Professor Paul Li, a Cognitive Science lecturer at Cal, explains his research in which healthy chicks had their eyes covered immediately after birth. Despite having perfectly functioning eyes and occipital lobe, the chicks could not see after the covers were removed a few weeks later.

The key to both phenomena is the critical period, a specific time frame in early life in which the skills in question can be learned and after which it is extremely difficult (if not impossible) to acquire it. If a person does not practice speaking or using their optic pathways during this window, they may not ever be able to master these keys parts of life. What causes this? How can we extend this time?

Researchers have studied Rett syndrome, an autism spectrum disorder where linguistic, motor, and social skills slowly degrade, to examine the critical period. Rett syndrome is caused by mutations in MeCP2, a gene transcribing protein also responsible for regulating the activity of GABAergic neurons (neurons that use the neurotransmitter GABA to inhibit processes).

MeCP2 deficiencies enhance GABA activity, which has three effects: faster cell maturation, earlier onset of the critical period, and less neuronal encoding of visual experiences — a process critical to forming coherent mental images. The research also hypothesizes that subduing GAD67, a gene that increases GABA concentration in the body, may counteract the effects of faulty MeCP2 proteins. Do abnormalities in MeCP2 levels cause less regulation of GAD67 activity, or does regulation of GAD67 gradually slow down until GABA activity is no longer regulated and changes our neural circuitry?

Regardless of directionality, scientists have pinpointed the relevance of MeCP2-regulated neuron maturation to the timing of the visual critical period, possibly even in other sensory-motor, emotional behaviors. We see that experience is crucial to working vision and that regulating GAD67 transcription may be a possible gene therapy intervention to explore. We may not be able to reverse the clock just yet, but we do know some of the warning signs as the clock begins to tick faster, as well as what biological cycles play a role in its pace.

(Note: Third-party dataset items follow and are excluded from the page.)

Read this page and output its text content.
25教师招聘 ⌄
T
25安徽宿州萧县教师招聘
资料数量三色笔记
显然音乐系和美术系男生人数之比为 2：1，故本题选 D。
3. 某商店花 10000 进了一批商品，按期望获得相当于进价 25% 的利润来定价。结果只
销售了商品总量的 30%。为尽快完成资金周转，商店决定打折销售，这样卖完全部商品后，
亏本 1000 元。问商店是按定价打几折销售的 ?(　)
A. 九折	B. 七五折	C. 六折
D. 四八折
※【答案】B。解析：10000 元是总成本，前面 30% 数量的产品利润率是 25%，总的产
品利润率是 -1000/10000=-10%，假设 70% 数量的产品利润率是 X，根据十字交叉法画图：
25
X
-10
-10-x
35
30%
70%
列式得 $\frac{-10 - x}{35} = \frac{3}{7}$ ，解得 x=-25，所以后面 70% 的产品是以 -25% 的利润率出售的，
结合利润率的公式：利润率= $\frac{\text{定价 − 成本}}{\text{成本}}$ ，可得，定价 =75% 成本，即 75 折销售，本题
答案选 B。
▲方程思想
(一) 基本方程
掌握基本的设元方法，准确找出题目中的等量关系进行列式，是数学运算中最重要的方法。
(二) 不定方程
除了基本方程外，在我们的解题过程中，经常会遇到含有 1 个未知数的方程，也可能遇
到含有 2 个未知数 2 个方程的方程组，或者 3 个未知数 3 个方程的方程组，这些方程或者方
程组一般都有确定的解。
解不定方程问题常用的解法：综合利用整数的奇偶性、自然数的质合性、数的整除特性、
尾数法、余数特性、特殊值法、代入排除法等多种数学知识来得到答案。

So whether or not giving your toddler alphabet apps to play with will make a monumental impact on the expression of GAD67, it is important for a child to engage in communication through practice and exposure. The critical period is not a concrete life sentence but an observed, approximate time frame during which children eagerly, perhaps even subconsciously, learn about and engage with the world around them. Every child has a unique, unpredictable journey through the passage of time and I eagerly await the moment when we learn to help the children fighting against time finally freeze the picture.

References:

Krishnan, Keerthi, et al. “MeCP2 Regulates the Timing of Critical Period Plasticity That Shapes Functional Connectivity in Primary Visual Cortex.” Proceedings of the National Academy of Sciences of the United States of America, vol. 112, no. 34, 2015, pp. E4782–E4791. JSTOR, JSTOR, www.jstor.org/stable/26464061.